More Thoughts on Violence

This is just an addendum. When I said “Americans,” I should have said “white Americans” and middle class white Americans to boot. I think it was Jerry G. Watts who, in an edited collection on the riots following the Rodney King verdict, wrote about the considerably more precarious experience of being poor and black in the U.S. and the degree to which a certain level of threat of violence is a part of daily life.

As if to fulfill my own prophesy, or verify my own critique, I (along with Carrie and Hajime) went along with our original movie nite schedule as planned. We dined at the new (to us) taqueria and then headed down St. Catherine to the AMC theater to catch a film. On the way, we passed this sign. . .

. . . which offers a little trace of the kind of terror and anxiety people closer to the shooting (and people closer to the people closer to the shooting) were feeling at the time.

When we arrived at the Forum, the AMC theaters looked like this:

Closed. Dead closed, you might say. I can only imagine that when the whole thing went down initially, police closed down the whole area. Which makes sense since nobody knew what was going on. I hear that the metro wasn’t running to the Atwater station, either. Violence shatters the everydayness of everyday life, and here we were, along with a few other confused couples. Foolishly–obliviously–expecting that it would already be put back together.

A few words on violence

I’d hoped to write something profound on the 5th anniversary of 9-11-01 but nothing came out. Thus, I’m passing you on to Axis of Evil Knievel for commentary on that day. In the comments, he concedes that WWI may have been stupider than this third Gulf War.

At this time of year, I also need to give props to David Silver and The September Project, who are working to take September 11th back from the republicans, one library at a time.

Today, news breaks of another school shooting, this time at Dawson College. Carrie calls to ask that I tape the news for her research. I do. Later, I get a call at home from a student of mine now living in Ottawa, to make sure that I’m alright. The call is an incredibly decent act on his part–to be concerned for others whom he knows in the area. “Of course I’m alright,” I think. “I’m sitting here in my apartment on the East End.” The thought betrays me. I hadn’t even considered the possibility that I or anyone I know might be affected by the shooting. I don’t know people who get shot. News happens to other people, right? It’s sheer folly, though. Dawson College is connected to the very Metro station I may visit tonight on my way to catch a movie. I could have been right there. Many other people were.

Meanwhile, wars continue around the world. It’s a tremendous privilege to be sitting here, typing away, sheltered from all of that violence and mayhem. But as the Dawson College shootings illustrate, we live life in a constant state of vulnerability. Perhaps the violent and disproportionate nature of the U.S.’s response to 9-11 (insofar as a premeditated attack on Iraq is a “response” to anything) has to do with the belief so many Americans hold that they are exempt from threats of violence, or that their comfort doesn’t somehow exist in tense relationship with all sorts of violence around the world. Clearly, even as I critique that mindset, I live comfortably inside it.
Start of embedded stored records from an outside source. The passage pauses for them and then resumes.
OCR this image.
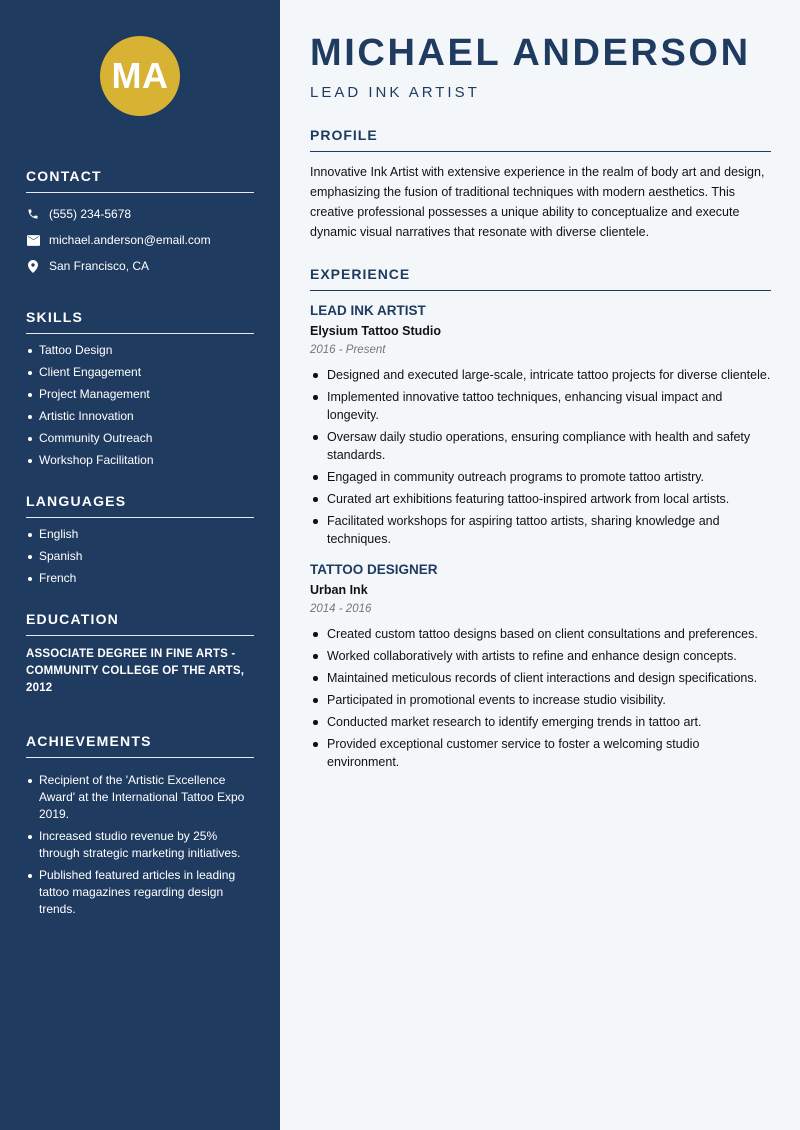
MA
CONTACT
(555) 234-5678
michael.anderson@email.com
San Francisco, CA
SKILLS
Tattoo Design
Client Engagement
Project Management
Artistic Innovation
Community Outreach
Workshop Facilitation
LANGUAGES
English
Spanish
French
EDUCATION
ASSOCIATE DEGREE IN FINE ARTS - COMMUNITY COLLEGE OF THE ARTS, 2012
ACHIEVEMENTS
Recipient of the 'Artistic Excellence Award' at the International Tattoo Expo 2019.
Increased studio revenue by 25% through strategic marketing initiatives.
Published featured articles in leading tattoo magazines regarding design trends.
MICHAEL ANDERSON
LEAD INK ARTIST
PROFILE
Innovative Ink Artist with extensive experience in the realm of body art and design, emphasizing the fusion of traditional techniques with modern aesthetics. This creative professional possesses a unique ability to conceptualize and execute dynamic visual narratives that resonate with diverse clientele.
EXPERIENCE
LEAD INK ARTIST
Elysium Tattoo Studio
2016 - Present
Designed and executed large-scale, intricate tattoo projects for diverse clientele.
Implemented innovative tattoo techniques, enhancing visual impact and longevity.
Oversaw daily studio operations, ensuring compliance with health and safety standards.
Engaged in community outreach programs to promote tattoo artistry.
Curated art exhibitions featuring tattoo-inspired artwork from local artists.
Facilitated workshops for aspiring tattoo artists, sharing knowledge and techniques.
TATTOO DESIGNER
Urban Ink
2014 - 2016
Created custom tattoo designs based on client consultations and preferences.
Worked collaboratively with artists to refine and enhance design concepts.
Maintained meticulous records of client interactions and design specifications.
Participated in promotional events to increase studio visibility.
Conducted market research to identify emerging trends in tattoo art.
Provided exceptional customer service to foster a welcoming studio environment.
I don’t know whether to call that ideology or privilege. Or maybe it’s just enough of both.

For more on the Montreal Dawson College shootings, visit Metroblog.

First lecture is ready to go

I awoke inexplicably early this morning, and decided to use my mental freshness to rework my intro lecture to the sound studies seminar. Now I’m totally psyched to teach it and I have to wait 29.5 hours to do it. Oh well. Such is life.

I last taught the course 2 years ago in the fall of 2004. Since then, lots of material has been published and the field has really grown–and in some senses matured.

Not that I like maturity. Academics have a bad habit of legitimating new objects of study and then going back to the same old theories and methods to study them. Part of that, I suppose, has to do with the legitimation process: once a new object of study is brought on board, insecure types (or people who are more or less coerced to do so) must show that the new object can work within existing paradigms of whatever discipline in which it appears. And I’m all for old theories and old methods when they’re used with imagination and a little panache. But I found myself writing a lot of stuff that wasn’t sound-studies specific in terms of what I want the students to get out of the course, and what I thought was important about learning a field (and writing this just got me to jot down some more stuff).

We’ll see how it works out in just about 29.25 hours.

Somebody Sold Us Out

I just ended our second telemarking call in three days, after receiving no such calls in over two years of Quebec residence. I suspect that someone has recently sold (and bought) our information. And unless someone can correct me, Canada is behind the U.S. in at least one respect: in the U.S. we were able to add our names and phone number to a “do not call” list that telemarketers were legally required to respect. We still got calls from nonprofits, but that was much better.

Horror

Two of today’s headlines from the Globe & Mail:

“Bush admits to Existence of Secret Prisons” — like we didn’t know already? How is someone who so systematically violates the laws of his own country allowed to stay in office? It would be jaw dropping if it weren’t so routine.

“U.S. Army Forbids Use of Torture Techniques” — is it just me, or are they a little late in getting around to this one?